Caula stepped out of the closet, eyebrows raised. “Dragon brand armor? Why are you wearing something made by the slaves we’re trying to rescue?”
Yithmora began to unbutton the front.
Caula hesitated. “No, keep it. It is the best material for protection. Whether or not slaves made it, it saves like star shine, and that is what matters.”
Yithmora nodded and clipped a crossbow to one of her belts. “Do you really believe it is possible?” she found herself asking Caula, laying on her furry blankets. She rolled onto her stomach and pulled her sketchbook from her satchel, where she flipped to one of her drawings. A fragment of the nyimsa’s injury appeared in her hand, and she used it to finger paint the vibrant life color into a few areas of her artwork.
Caula sat on her bed and tapped her heels. “Possible to cure the plague and free the slaves?”
“No,” Yithmora said, sinking into her soft mattress, adding the last of the green pain to her picture. “To go home.”
Caula picked up the glass of glowing water and crossed her legs. “I believe it.”

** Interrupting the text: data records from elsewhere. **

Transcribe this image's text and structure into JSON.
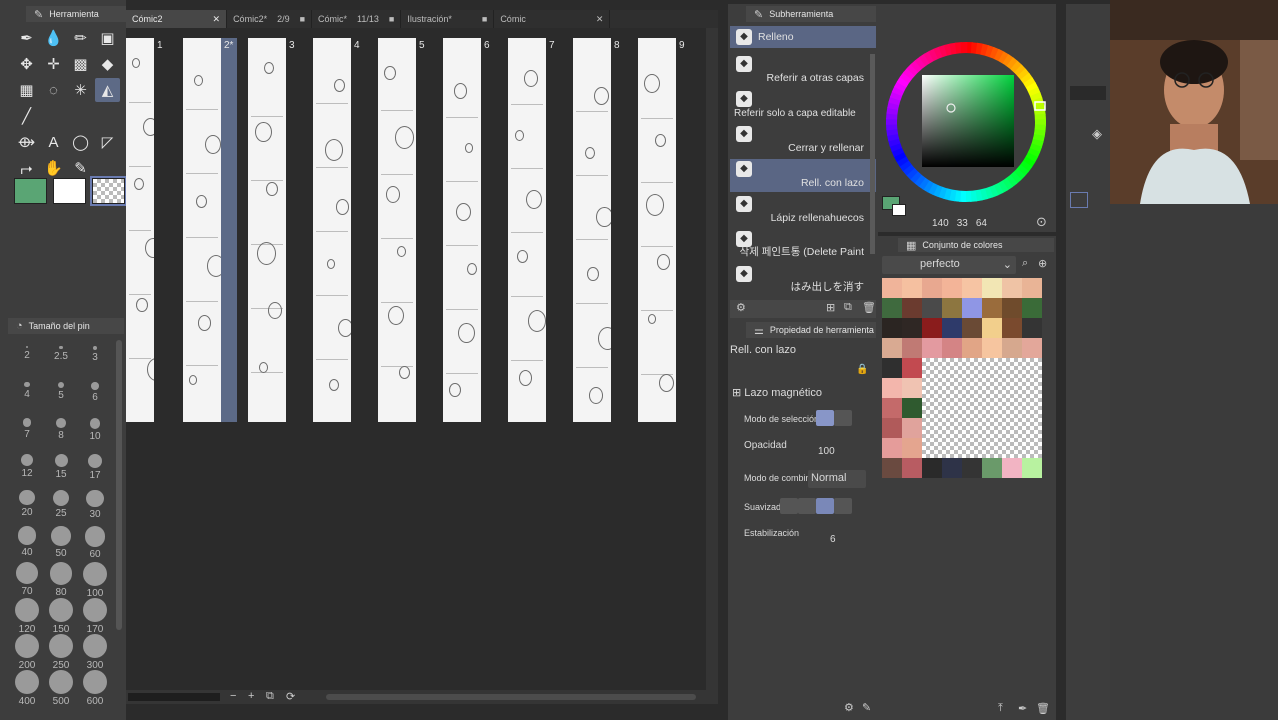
{
  "tool_panel": {
    "title": "Herramienta",
    "tools": [
      "pen-icon",
      "ink-drop-icon",
      "pencil-icon",
      "image-icon",
      "figure-icon",
      "move-icon",
      "rectangle-icon",
      "eraser-icon",
      "grid-icon",
      "lasso-icon",
      "sparkle-icon",
      "fill-icon",
      "line-icon",
      "blank",
      "blank",
      "blank",
      "transform-icon",
      "text-icon",
      "speech-balloon-icon",
      "ruler-icon",
      "select-arrow-icon",
      "hand-icon",
      "eyedropper-icon",
      "blank"
    ],
    "colors": {
      "main": "#5aa574",
      "sub": "#ffffff"
    },
    "brush_size_title": "Tamaño del pin",
    "brush_sizes": [
      "2",
      "2.5",
      "3",
      "4",
      "5",
      "6",
      "7",
      "8",
      "10",
      "12",
      "15",
      "17",
      "20",
      "25",
      "30",
      "40",
      "50",
      "60",
      "70",
      "80",
      "100",
      "120",
      "150",
      "170",
      "200",
      "250",
      "300",
      "400",
      "500",
      "600"
    ]
  },
  "tabs": [
    {
      "label": "Cómic2",
      "count": ""
    },
    {
      "label": "Cómic2*",
      "count": "2/9"
    },
    {
      "label": "Cómic*",
      "count": "11/13"
    },
    {
      "label": "Ilustración*",
      "count": ""
    },
    {
      "label": "Cómic",
      "count": ""
    }
  ],
  "pages": [
    "1",
    "2*",
    "3",
    "4",
    "5",
    "6",
    "7",
    "8",
    "9"
  ],
  "subtool": {
    "title": "Subherramienta",
    "header": "Relleno",
    "items": [
      "Referir a otras capas",
      "Referir solo a capa editable",
      "Cerrar y rellenar",
      "Rell. con lazo",
      "Lápiz rellenahuecos",
      "삭제 페인트통 (Delete Paint",
      "はみ出しを消す"
    ]
  },
  "tool_property": {
    "title": "Propiedad de herramienta",
    "tool_name": "Rell. con lazo",
    "mode": "Lazo magnético",
    "select_mode_label": "Modo de selección",
    "opacity_label": "Opacidad",
    "opacity_value": "100",
    "blend_label": "Modo de combinación",
    "blend_value": "Normal",
    "smooth_label": "Suavizado",
    "stabilization_label": "Estabilización",
    "stabilization_value": "6"
  },
  "color": {
    "h": "140",
    "s": "33",
    "v": "64"
  },
  "palette": {
    "title": "Conjunto de colores",
    "set_name": "perfecto",
    "colors": [
      "#f0b49a",
      "#f5c0a0",
      "#e8a890",
      "#f3b498",
      "#f6c4a3",
      "#f2e6b4",
      "#efc3a5",
      "#e9b496",
      "#3f6a3e",
      "#6b3b2f",
      "#4a4a4a",
      "#8d7640",
      "#8f96e5",
      "#9a6c3c",
      "#6f4b2c",
      "#3a6b38",
      "#2b2522",
      "#2f2724",
      "#8a1c1c",
      "#2e3a6a",
      "#6a4a35",
      "#f2cf8c",
      "#7a4a2e",
      "#343434",
      "#d9aa92",
      "#c07a74",
      "#e39aa0",
      "#d48485",
      "#e1a586",
      "#f6c59f",
      "#d6a88e",
      "#e3a79a",
      "#2f2f2f",
      "#c24a50",
      "#d68a91",
      "#f2f2f2",
      "",
      "",
      "",
      "",
      "#f3b6ac",
      "#f0c3b2",
      "",
      "",
      "",
      "",
      "",
      "",
      "#c46a6a",
      "#2f5a2f",
      "",
      "",
      "",
      "",
      "",
      "",
      "#b05a5a",
      "#e0a39c",
      "",
      "",
      "",
      "",
      "",
      "",
      "#e59c9a",
      "#e4a58f",
      "",
      "",
      "",
      "",
      "",
      "",
      "#6a4a40",
      "#b85c62",
      "#2a2a2a",
      "#2e3348",
      "#343434",
      "#6a9a6a",
      "#f2b4c3",
      "#b8f2a0"
    ]
  }
}
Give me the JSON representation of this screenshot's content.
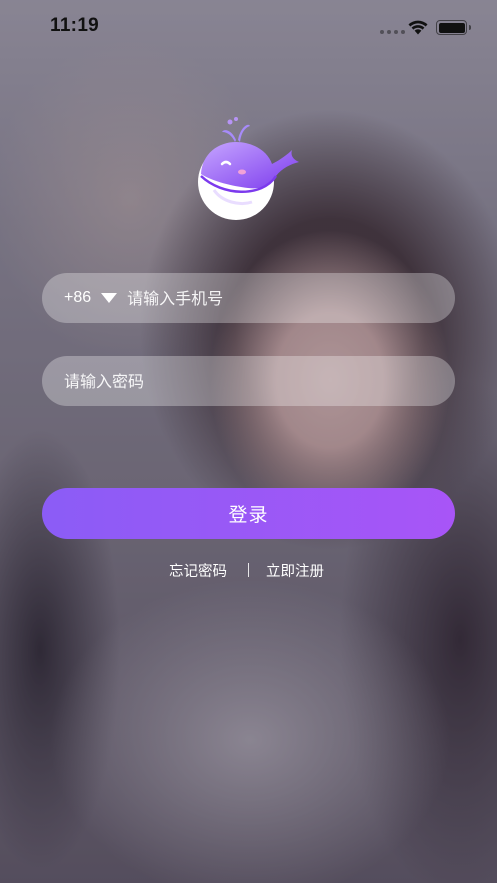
{
  "status_bar": {
    "time": "11:19",
    "icons": [
      "signal-dots",
      "wifi-icon",
      "battery-icon"
    ]
  },
  "logo": {
    "name": "whale-logo",
    "colors": [
      "#8b5cf6",
      "#b794f6",
      "#ffffff"
    ]
  },
  "phone_field": {
    "country_code": "+86",
    "placeholder": "请输入手机号",
    "value": ""
  },
  "password_field": {
    "placeholder": "请输入密码",
    "value": ""
  },
  "login_button": {
    "label": "登录",
    "gradient_start": "#8b5cf6",
    "gradient_end": "#a855f7"
  },
  "links": {
    "forgot_password": "忘记密码",
    "separator": "|",
    "register": "立即注册"
  }
}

Yithmora sighed and set her sketchbook on the side table. “The elders warned us never to try. Our entire kingdom would be at risk if someone followed us back.”
“We delivered their messages and are finishing our education here with the liberators. But even if we cannot return, learn how to accept change, and you will understand how life works,” Caula encouraged. She lifted the glass to her mouth and drank, casting the room into darkness. “There is always a way back.”
Yithmora yawned and closed her eyes, pulling her knees under her chin. Sleep fogged her mind as she ran toward the only place the clouds couldn’t follow. “I hope you are right.”
Time passed until a sharp cry forced her awake. “Everyone wake up! You must get up now!”
Her memory refused to store what happened next.